C'est donc ce que je fis. Poussai la porte en bois, m'avançai en traînant les pieds dans
la terre pendant que le vieillard me fixait - toujours en faisant des grimaces-.
— T'es bien grand dis-moi, ta mère t'avait décris plus impubère.
Merci ma mère.
— Annie va certainement arriver, elle te fera visiter la fabuleuse propriété qu'nous
logeons, n'est-ce pas. T'aimes, hein gamin ?

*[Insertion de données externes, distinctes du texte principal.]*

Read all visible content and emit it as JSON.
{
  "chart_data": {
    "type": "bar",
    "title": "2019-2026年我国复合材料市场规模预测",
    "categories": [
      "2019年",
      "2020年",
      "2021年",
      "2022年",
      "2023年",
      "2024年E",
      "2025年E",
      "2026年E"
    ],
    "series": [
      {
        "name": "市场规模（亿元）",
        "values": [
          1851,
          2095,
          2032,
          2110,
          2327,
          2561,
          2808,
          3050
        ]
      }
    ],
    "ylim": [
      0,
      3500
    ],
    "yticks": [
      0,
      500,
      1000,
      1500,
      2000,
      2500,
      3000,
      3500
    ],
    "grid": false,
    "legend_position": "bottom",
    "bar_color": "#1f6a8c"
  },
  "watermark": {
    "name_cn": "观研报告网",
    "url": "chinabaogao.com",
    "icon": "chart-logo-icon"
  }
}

Annie ? Je m'empressai d'acquiescer. Je ne connaissais pas d'Annie.
— Bien sûr.
De vifs tressauts se prennant pour des éclats de rire le remuèrent alors.
— Oublie tes bonnes manières gamin, t'es plus à la ville maintenant.
Il me donna une tape sur l'épaule - je fronçais les sourcils - et une voix claire
interrompit le tout :
— Papa, laisse-le tranquille. Tu vas lui faire peur dès le premier jour.
L'homme glissa ses pouces entre les anses de sa salopette et sursauta de nouveau.
— Ouais, t'as raison. »
Une fille à peine plus âgée que moi s'approcha. Brune, svelte, élancée et serrée dans
une courte robe à fleurs. J'ai une cousine. Depuis quand étais-je censé avoir une
cousine ?
Ce fut sûrement ma première surprise à Maple Hell.